Ukraine und Soziale Medien
Bilder ausgebrannter Panzer und Analysen über den Krieg in der Ukraine sieht man mittlerweile oft, dabei gerät jedoch leicht das menschliche Leid in Vergessenheit. © Imago / ZUMA Wire
"Der transparenteste Krieg aller Zeiten"
17:28 Minuten
Smartphones, Soziale Medien und kommerzielle Satellitendaten führen zu ungeahnten Einblicken in den Kriegsalltag in der Ukraine. Doch wie hilfreich ist diese Informationsflut und wie sollten sicherheitspolitische Laien damit umgehen?
Ausgebrannte Panzer am Straßenrand, Bombenkrater mitten in der Stadt, Raketen die einschlagen. Über den Angriffskrieg gegen die Ukraine können wir uns dank Sozialer Medien fast in Echtzeit informieren. Neben Bildern aus den betroffenen Gebieten gibt es auch zahlreiche Analysen von außen, zum Beispiel über die Logistikprobleme Russlands.
Frank Sauer ist Politikwissenschaftler an der Universität der Bundeswehr in München. Er betont die hochwertige Qualität der Inhalte, die mittlerweile über die Situation geteilt werden. Durch die Verbreitung von Smartphones vor Ort, aber auch Zugang zu kommerziellen Satellitendaten, handelt es sich nach seiner Einschätzung um den transparentesten Krieg aller Zeiten. Er beobachtet eine ganze Open-Source-Intelligence-Community (OSINT), die Informationen auswertet und aufbereitet.
Mehr Vorsicht geboten
Dadurch würden wir viel mehr über den Krieg erfahren als früher. Doch es sei auch mehr Vorsicht geboten. Denn durch die Art der Quellen befänden wir uns stark in einem ukrainischen Narrativ, da von der russischen Seite kaum etwas zu hören sei. Deshalb sollte man sich nicht der Illusion hingeben, dass das jetzt die transparente, objektive Wahrheit wäre, die man da sehe, so Sauer.

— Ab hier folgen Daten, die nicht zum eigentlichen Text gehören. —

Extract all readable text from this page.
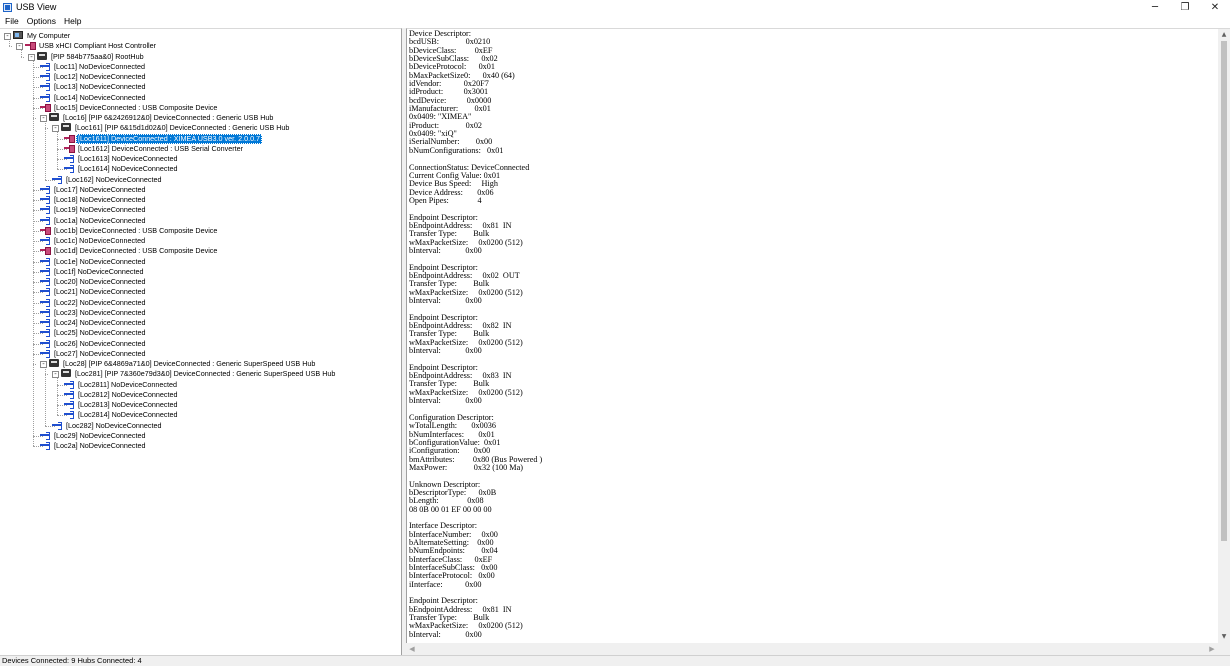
USB View	─	❐	✕
File Options Help
- My Computer
- USB xHCI Compliant Host Controller
- [PIP 584b775aa&0] RootHub
[Loc11] NoDeviceConnected
[Loc12] NoDeviceConnected
[Loc13] NoDeviceConnected
[Loc14] NoDeviceConnected
[Loc15] DeviceConnected : USB Composite Device
- [Loc16] [PIP 6&2426912&0] DeviceConnected : Generic USB Hub
- [Loc161] [PIP 6&15d1d02&0] DeviceConnected : Generic USB Hub
[Loc1611] DeviceConnected : XIMEA USB3.0 ver. 2.0.0.7
[Loc1612] DeviceConnected : USB Serial Converter
[Loc1613] NoDeviceConnected
[Loc1614] NoDeviceConnected
[Loc162] NoDeviceConnected
[Loc17] NoDeviceConnected
[Loc18] NoDeviceConnected
[Loc19] NoDeviceConnected
[Loc1a] NoDeviceConnected
[Loc1b] DeviceConnected : USB Composite Device
[Loc1c] NoDeviceConnected
[Loc1d] DeviceConnected : USB Composite Device
[Loc1e] NoDeviceConnected
[Loc1f] NoDeviceConnected
[Loc20] NoDeviceConnected
[Loc21] NoDeviceConnected
[Loc22] NoDeviceConnected
[Loc23] NoDeviceConnected
[Loc24] NoDeviceConnected
[Loc25] NoDeviceConnected
[Loc26] NoDeviceConnected
[Loc27] NoDeviceConnected
- [Loc28] [PIP 6&4869a71&0] DeviceConnected : Generic SuperSpeed USB Hub
- [Loc281] [PIP 7&360e79d3&0] DeviceConnected : Generic SuperSpeed USB Hub
[Loc2811] NoDeviceConnected
[Loc2812] NoDeviceConnected
[Loc2813] NoDeviceConnected
[Loc2814] NoDeviceConnected
[Loc282] NoDeviceConnected
[Loc29] NoDeviceConnected
[Loc2a] NoDeviceConnected
Device Descriptor:
bcdUSB:             0x0210
bDeviceClass:         0xEF
bDeviceSubClass:      0x02
bDeviceProtocol:      0x01
bMaxPacketSize0:      0x40 (64)
idVendor:           0x20F7
idProduct:          0x3001
bcdDevice:          0x0000
iManufacturer:        0x01
0x0409: "XIMEA"
iProduct:             0x02
0x0409: "xiQ"
iSerialNumber:        0x00
bNumConfigurations:   0x01

ConnectionStatus: DeviceConnected
Current Config Value: 0x01
Device Bus Speed:     High
Device Address:       0x06
Open Pipes:              4

Endpoint Descriptor:
bEndpointAddress:     0x81  IN
Transfer Type:        Bulk
wMaxPacketSize:     0x0200 (512)
bInterval:            0x00

Endpoint Descriptor:
bEndpointAddress:     0x02  OUT
Transfer Type:        Bulk
wMaxPacketSize:     0x0200 (512)
bInterval:            0x00

Endpoint Descriptor:
bEndpointAddress:     0x82  IN
Transfer Type:        Bulk
wMaxPacketSize:     0x0200 (512)
bInterval:            0x00

Endpoint Descriptor:
bEndpointAddress:     0x83  IN
Transfer Type:        Bulk
wMaxPacketSize:     0x0200 (512)
bInterval:            0x00

Configuration Descriptor:
wTotalLength:       0x0036
bNumInterfaces:       0x01
bConfigurationValue:  0x01
iConfiguration:       0x00
bmAttributes:         0x80 (Bus Powered )
MaxPower:             0x32 (100 Ma)

Unknown Descriptor:
bDescriptorType:      0x0B
bLength:              0x08
08 0B 00 01 EF 00 00 00

Interface Descriptor:
bInterfaceNumber:     0x00
bAlternateSetting:    0x00
bNumEndpoints:        0x04
bInterfaceClass:      0xEF
bInterfaceSubClass:   0x00
bInterfaceProtocol:   0x00
iInterface:           0x00

Endpoint Descriptor:
bEndpointAddress:     0x81  IN
Transfer Type:        Bulk
wMaxPacketSize:     0x0200 (512)
bInterval:            0x00
▲
▼
◀	▶
Devices Connected: 9 Hubs Connected: 4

Der Politikwissenschaftler warnt davor, die menschliche Perspektive des Krieges aus dem Auge zu verlieren. Man müsse sich zum Beispiel bei den Bildern von zerstörten russischen Panzern auch klar machen, dass darin ebenfalls Menschen gestorben seien. Deshalb sollte man das nicht bejubeln. Auch wenn der Krieg von Russland begonnen worden sei, komme man sonst schnell in eine relativ abgestumpfte Geisteshaltung.
Nicht nur über Soziale Medien informieren
Sauer weist darauf hin, dass zwischen den guten Analysen auch Desinformation, Fake News oder einfach nur überhastete Meldungen in den sozialen Medien zu finden seien. Zwei Tage später könnten sich diese bereits als falsch herausstellen.
“Wir sehen da nicht das, was wirklich passiert, sondern wir sehen einen bestimmten Ausschnitt", so Sauer. "Das muss man immer reflektieren, wenn man sich diese Sachen anguckt.”
Der Politologe hat Tipps, wie man selbst die Glaubwürdigkeit von Inhalten überprüfen kann. Wenn man auf einem angeblichen Bild aus Kiew Menschen in kurzen Hosen sehe, könne man recherchieren, wie warm es zu diesem Zeitpunkt in der Stadt sei, so Sauer.
Wenn es zwei Grad minus gewesen sei und Schnee gelegen habe, könne die Meldung nicht stimmen. Ansonsten sei es sinnvoll, sich auf verlässliche Anlaufstellen für OSINT zu verlassen, wie beispielsweise das investigative Recherchenetzwerk Bellingcat.
Qualitätsmedien ordnen oft besser ein
Wenn es Zweifel an bestimmten Aussagen gebe, sei es sinnvoll, diese Inhalte nicht weiterzuverbreiten, sondern lieber zu ignorieren, rät der Politologe. Als sicherheitspolitischer Laie könne man Posts von den Sozialen Netzen auch abdocken und sich stattdessen über Qualitätsmedien am nächsten Tag zu informieren. Dort würden Informationen in der Regel besser eingeordnet und auch in einen Kontext gerückt, der sie verständlicher mache.